After the juju man comes the con man

Photo: Eric Miller/ World BankDoctors and nurses are leaving Africa in droves, in search of higher wages and a better lifestyle. This delights Americans, the British and the Saudis, but what about us in Nigeria?

The good news is that we still have some competent juju-men.

Here’s a story I heard about their skill. Back in my father’s day in eastern Nigeria, a palm wine tapper fractured his leg. He was carried to a juju-man miles away. His relatives gave the old man gifts -- tubers of yam, kola nut, a keg of palm wine and a cock.

After incantations and libations, the juju-man abruptly struck the fracture. The pain was so intense that the patient passed out. When he recovered his senses, he saw the juju-man breaking the leg of the cock. “The day you see this cock walk, you will walk”. And so it was. The villagers tended both the man and the cock. One day the cock stood up. The wooden splints were removed and the tapper walked too.

The treatment was primitive but effective. So effective, in fact, that in 1976 the World Health Organization began to employ "village healers” in African rural health services.

The bad news is even the juju-men are scarce nowadays.

About one in five doctors born in Sub-Saharan Africa are now working abroad. About 20 qualified doctors leave Kenya each month. According to Randall Tobias, the US global AIDS coordinator, there are more Ethiopian-trained doctors practicing in Chicago than in Ethiopia. In Zambia, the public sector only retained 50 out of all the doctors trained in the country’s medical schools from 1978-1999.

Nurses, pharmacists and social services personnel are also leaving, thanks to massive international recruitment drives. Overseas, African nurses can earn as much as 20 times as much as they earn at home. There is a huge shortage in the developed world. The US has 126,000 fewer registered nurses than it needs and this could rise to 800,000 by 2020.

Tens of thousands of doctors from my own country are working in the US, Saudi Arabia and the Gulf States, Europe, Australia and other African countries. The remaining ones are competing for the few available spaces in government-owned teaching hospitals; since only a few private ones are successful.
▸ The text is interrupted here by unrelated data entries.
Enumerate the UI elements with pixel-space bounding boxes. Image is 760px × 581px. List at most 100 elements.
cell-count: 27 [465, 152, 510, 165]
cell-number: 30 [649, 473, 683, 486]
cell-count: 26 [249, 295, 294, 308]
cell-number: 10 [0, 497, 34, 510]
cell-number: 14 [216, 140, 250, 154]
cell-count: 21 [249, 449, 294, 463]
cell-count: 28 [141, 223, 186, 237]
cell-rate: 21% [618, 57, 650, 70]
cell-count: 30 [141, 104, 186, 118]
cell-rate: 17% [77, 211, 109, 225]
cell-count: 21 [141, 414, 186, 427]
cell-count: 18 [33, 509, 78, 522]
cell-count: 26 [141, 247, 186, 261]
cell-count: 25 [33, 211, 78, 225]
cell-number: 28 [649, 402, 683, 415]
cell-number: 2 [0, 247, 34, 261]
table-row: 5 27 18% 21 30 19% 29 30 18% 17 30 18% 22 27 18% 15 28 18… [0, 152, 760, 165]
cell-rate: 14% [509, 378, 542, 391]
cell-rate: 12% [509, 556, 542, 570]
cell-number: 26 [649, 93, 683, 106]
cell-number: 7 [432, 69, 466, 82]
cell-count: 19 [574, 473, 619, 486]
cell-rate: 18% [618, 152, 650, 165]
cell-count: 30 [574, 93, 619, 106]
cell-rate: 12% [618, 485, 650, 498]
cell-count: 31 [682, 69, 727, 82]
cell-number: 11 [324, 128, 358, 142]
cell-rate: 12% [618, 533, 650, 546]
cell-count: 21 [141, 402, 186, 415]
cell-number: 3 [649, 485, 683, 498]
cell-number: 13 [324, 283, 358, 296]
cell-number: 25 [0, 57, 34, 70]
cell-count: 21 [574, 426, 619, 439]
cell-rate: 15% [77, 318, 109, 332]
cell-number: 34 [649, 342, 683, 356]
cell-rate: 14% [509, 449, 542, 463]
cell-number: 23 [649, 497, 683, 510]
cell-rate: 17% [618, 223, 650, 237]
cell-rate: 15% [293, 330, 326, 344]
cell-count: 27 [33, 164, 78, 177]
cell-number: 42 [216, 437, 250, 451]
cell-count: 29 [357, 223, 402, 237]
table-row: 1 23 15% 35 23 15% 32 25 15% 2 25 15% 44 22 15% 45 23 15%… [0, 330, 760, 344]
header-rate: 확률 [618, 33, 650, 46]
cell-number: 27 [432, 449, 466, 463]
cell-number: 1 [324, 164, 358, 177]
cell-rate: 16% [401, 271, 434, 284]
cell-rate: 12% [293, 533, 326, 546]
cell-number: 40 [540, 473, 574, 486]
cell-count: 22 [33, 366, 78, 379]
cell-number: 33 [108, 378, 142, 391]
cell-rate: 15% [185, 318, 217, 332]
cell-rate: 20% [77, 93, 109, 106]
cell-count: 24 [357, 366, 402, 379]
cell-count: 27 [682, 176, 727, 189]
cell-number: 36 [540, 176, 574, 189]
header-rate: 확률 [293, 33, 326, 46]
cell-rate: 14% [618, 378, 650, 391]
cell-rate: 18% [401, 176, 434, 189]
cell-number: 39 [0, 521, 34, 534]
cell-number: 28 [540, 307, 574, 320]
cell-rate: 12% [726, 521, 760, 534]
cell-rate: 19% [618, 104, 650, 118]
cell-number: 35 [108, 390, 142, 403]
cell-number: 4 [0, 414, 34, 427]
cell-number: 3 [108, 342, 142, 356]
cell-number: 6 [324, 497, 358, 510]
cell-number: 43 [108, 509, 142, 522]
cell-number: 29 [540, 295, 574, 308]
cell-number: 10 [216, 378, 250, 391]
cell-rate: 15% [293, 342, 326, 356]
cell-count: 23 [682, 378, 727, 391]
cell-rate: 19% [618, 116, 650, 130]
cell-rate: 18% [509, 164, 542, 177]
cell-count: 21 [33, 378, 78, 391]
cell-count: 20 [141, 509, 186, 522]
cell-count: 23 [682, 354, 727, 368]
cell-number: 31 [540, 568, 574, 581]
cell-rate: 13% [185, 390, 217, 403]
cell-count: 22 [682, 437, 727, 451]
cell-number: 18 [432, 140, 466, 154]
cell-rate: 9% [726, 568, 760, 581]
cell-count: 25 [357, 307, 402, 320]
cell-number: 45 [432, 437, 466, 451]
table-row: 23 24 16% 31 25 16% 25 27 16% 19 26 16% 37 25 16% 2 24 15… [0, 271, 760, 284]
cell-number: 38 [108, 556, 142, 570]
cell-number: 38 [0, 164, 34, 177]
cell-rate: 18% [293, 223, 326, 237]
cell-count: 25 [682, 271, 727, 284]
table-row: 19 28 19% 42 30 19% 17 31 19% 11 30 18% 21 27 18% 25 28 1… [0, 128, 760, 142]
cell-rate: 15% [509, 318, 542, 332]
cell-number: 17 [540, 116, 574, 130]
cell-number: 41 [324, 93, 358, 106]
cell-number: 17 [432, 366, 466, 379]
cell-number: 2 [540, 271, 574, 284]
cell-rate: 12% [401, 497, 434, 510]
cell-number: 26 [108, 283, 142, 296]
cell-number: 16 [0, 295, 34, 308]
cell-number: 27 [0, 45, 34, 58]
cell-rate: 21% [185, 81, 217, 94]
The problem is worse in rural areas. Villages are overlooked by government health planners. Few qualified doctors are willing to live there and good juju men are a dying breed. So the vacuum is filled by con men who are not qualified in either Western medicine or traditional medicine. They exploit the ignorance of the locals.

A friend of mine works in a teaching hospital and laments the high number of villagers who come from rural clinics to die. He recalled the pathetic story of a child with a minor infection of the chest wall. The local con-man told his parents that she had stepped on a fetish. After two months of absurd concoctions, the infection spread to her chest and her abdomen distended to an unbelievable size. Her parents took her to the hospital and she died there.

Another young girl was dying. A lab test from a village clinic showed that her blood haemoglobin level was normal. But alarm bells went off when the mother produced a list of prescriptions from the technician who had done the test. A technician prescribing drugs! My friend knew that technician pretending to be a doctor might be pretending to be a technician, too. The doctor asked for a second test urgently. In fact, the poor girl was severely anaemic. Fortunately he was able to send her home hale and hearty.

This is an incredible scandal. The Nigerian poor are being murdered by charlatans with no medical background who open clinics to make money. They only refer patients when they feel that they are on death’s door. By then, it is normally too late. And such deaths are seldom reported to the Nigerian Medical Council so that these criminals can be prosecuted.

But the US and other nations who benefit from poaching doctors and nurses from sub-Saharan Africa must share the blame for these tragedies. The World Health Association has suggested more scholarships for African medical students, to reverse the present trend of poor medical schools subsidising American healthcare. Another solution is a compulsory repatriation scheme for immigrant doctors and nurses.

One Nigerian entrepreneur has suggested that the United States should impose a “brain gain tax” to be paid to supplier countries. The funds would be kept in a trust fund and disbursed as salaries of doctors working in village clinics to keep them out of the hands of kleptocrats in the government bureaucracy. Whatever the solution may be, the people of the developed world should realise their health is being subsidised by African sickness.

Chinwuba Iyizoba is an electrical engineer in Enugu, Nigeria.